Oh, but first make sure you have clothes moths and not pantry moths. They look the same so see if your clothes have holes.

It's hard to say. There is a pantry a short distance down the hall, and I see moths there, but I also see them in and around my clothes closet.

The clothes I'm worried about are certainly clean, (those are the clothes I wear and I send them out for cleaning regularly). And there's no 'dirty' clothing in the closet, but there is dust, and some old luggage (hmm, how to clean that?), and some clothing that hasn't been washed (or worn) in a very long time even though it's technically clean. I'll go through the closet and clean what I can. Maybe I can store the luggage somewhere else. I live in a sixth-floor apartment here in wintry new york, with a busy sidewalk below, so taking anything 'out in the sun' at this point would be difficult (though admittedly not impossible). How much sun exposure is necessary?

I will also vaccum thoroughly.

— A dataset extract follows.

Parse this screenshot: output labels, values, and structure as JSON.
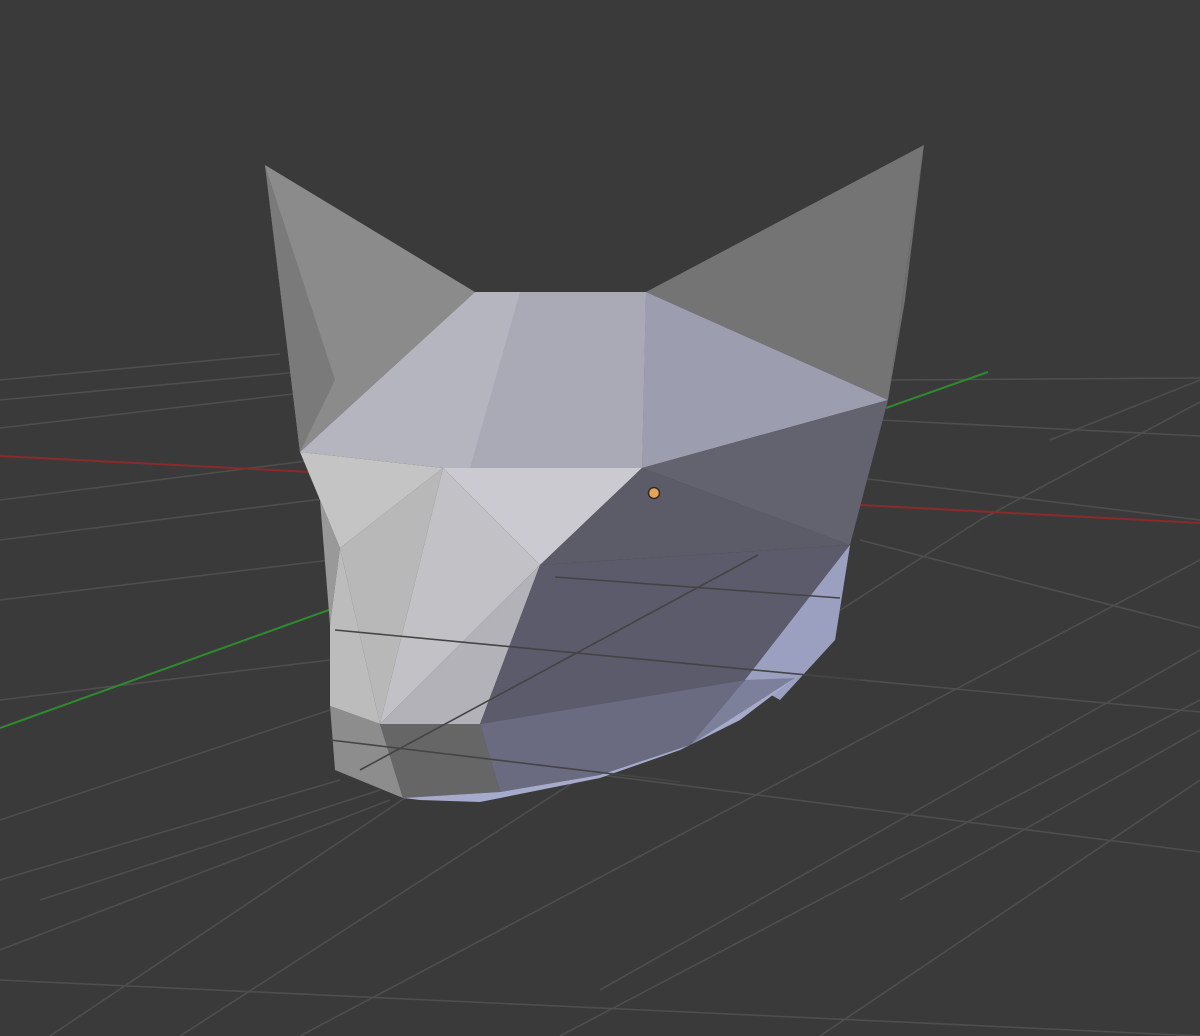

Recommendations on where to get the moth traps and cedar sprays would be great (in New York. I can find some mail-order ones googling, but I'd rather go somewhere and just buy it directly and have it immediately).
posted by bingo at 2:13 PM on February 20, 2005

If your clothes are clean then you don't have much to worry about. The clean cloth can't sustain them--they need the minerals in soiled clothes to grow.

Don't use any pesticides until you know what your trying to kill.

And if you've got cedar bricks or something then you can sand them down a little to make them more pungent.